The recent attack on Sri Lankan cricketers in Lahore has put forward numerous questions that need to be answered. While on the one hand it has proven once again that Pakistan is an extremely unsafe country to tour, the cowardly act by the terrorists has also put a question mark on International Cricket Council’s role as the supreme body governing the game around the world.
Just a few weeks before this heinous act, the ICC’s security team went to Pakistan to assess the security scenario before deciding the fate of the Champions Trophy, which was scheduled to be held there. Everybody is aware of what transpired after that and how Pakistan lost the hosting rights because the governing body was reportedly not entirely satisfied with the security arrangements.

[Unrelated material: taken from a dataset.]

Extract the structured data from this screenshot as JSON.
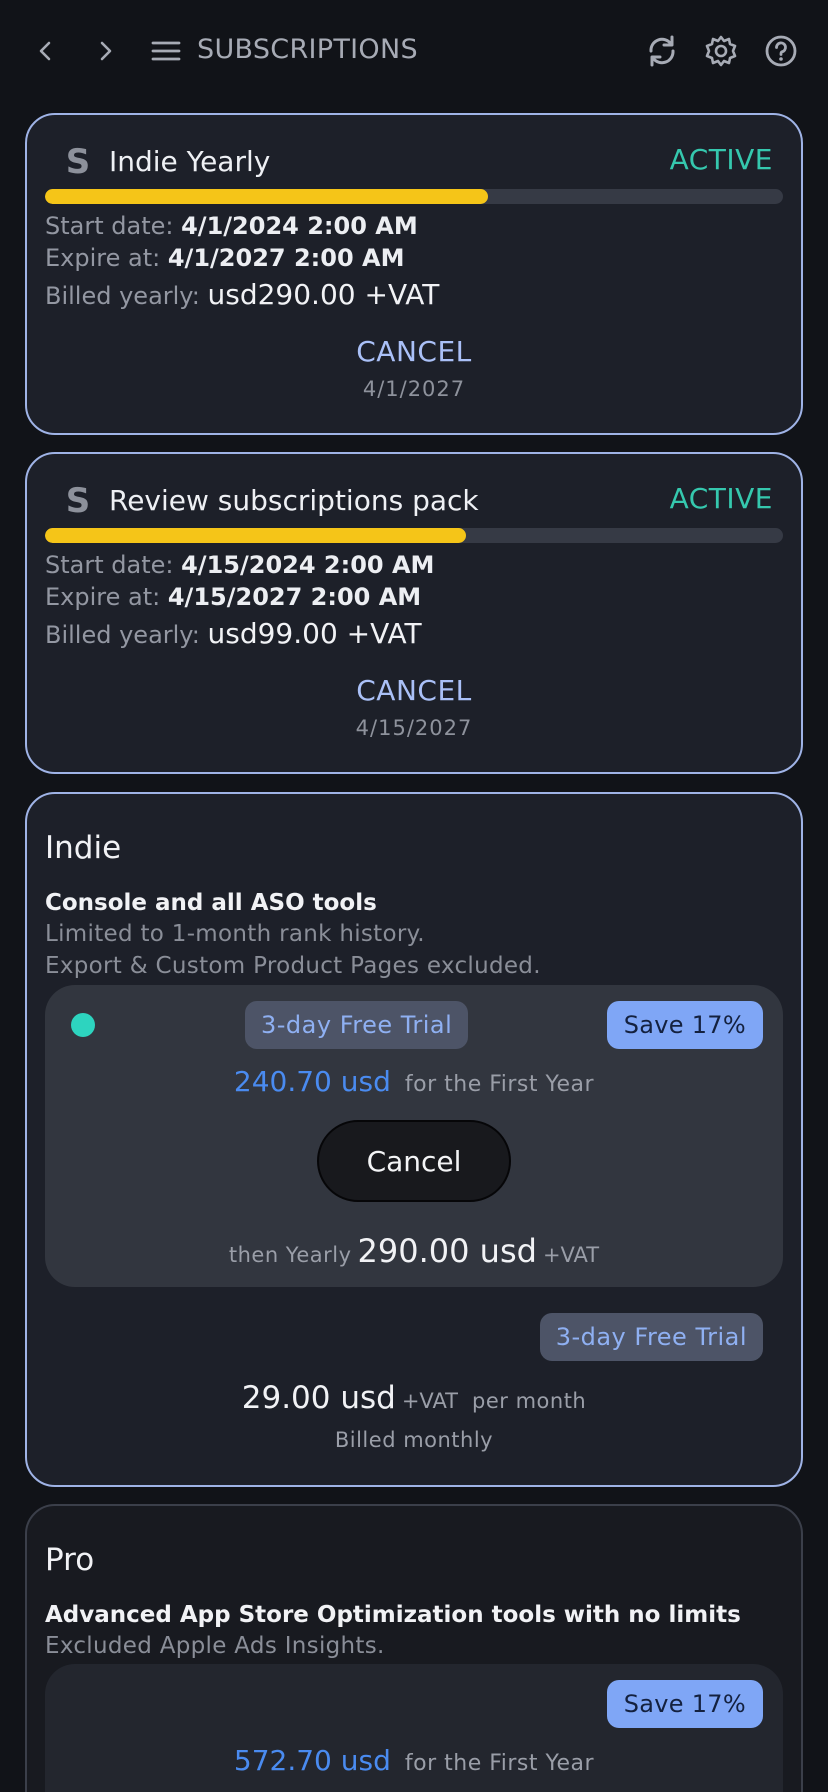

The question here is that if there was even a semblance of doubt on the security front, why did the ICC even allow the Lankan players to tour the country, especially when India had earlier decided to call of their scheduled cricket series.
The ICC will have to share the blame equally for this unfortunate event and will have to act authoritatively now by declaring Pakistan as unfit for touring if it wants to rescue its image as the apex cricket body in the world.
While it would be a disappointing decision for cricket, especially for the Pakistan board but one must understand that no amount of money is bigger than a player’s life. It is better to be safe than sorry at this point of time.
Sri Lankan team’s return to Pakistan may have been influenced by reasons other than just lending a helping hand to the PCB in their time of crisis, such as safeguarding their own interest as a terror hit nation. Perhaps, that is also the reason why first reactions coming in from the Lankan players suggest that they are stunned but do not want to make a huge hue and cry over the entire episode.
Cricket has suffered because of terror in the past as well but this is the first incident when cricketers have been targeted directly.
The need at this point of time is also to ensure the safety of the cricketers while making an attempt that Pakistan as a cricketing nation is not completely discarded by other nations. ICC President David Morgan in his press conference after the incident said that he hoped Pakistan will continue to play at neutral venues, not only for the sake of its fans but also for world cricket. At the moment it looks like the only solution to save Pakistan cricket atleast in the next couple of years.
Taking such actions will not only help the cause of the ICC but also instill a sense of security amongst such nations as Australia and England that the apex body cares about their security and will take every possible step to ensure it.
The ICC, which has until now done its best to declare Pakistan as a safe country for teams to tour must now accept the reality, which the world has already acknowledged.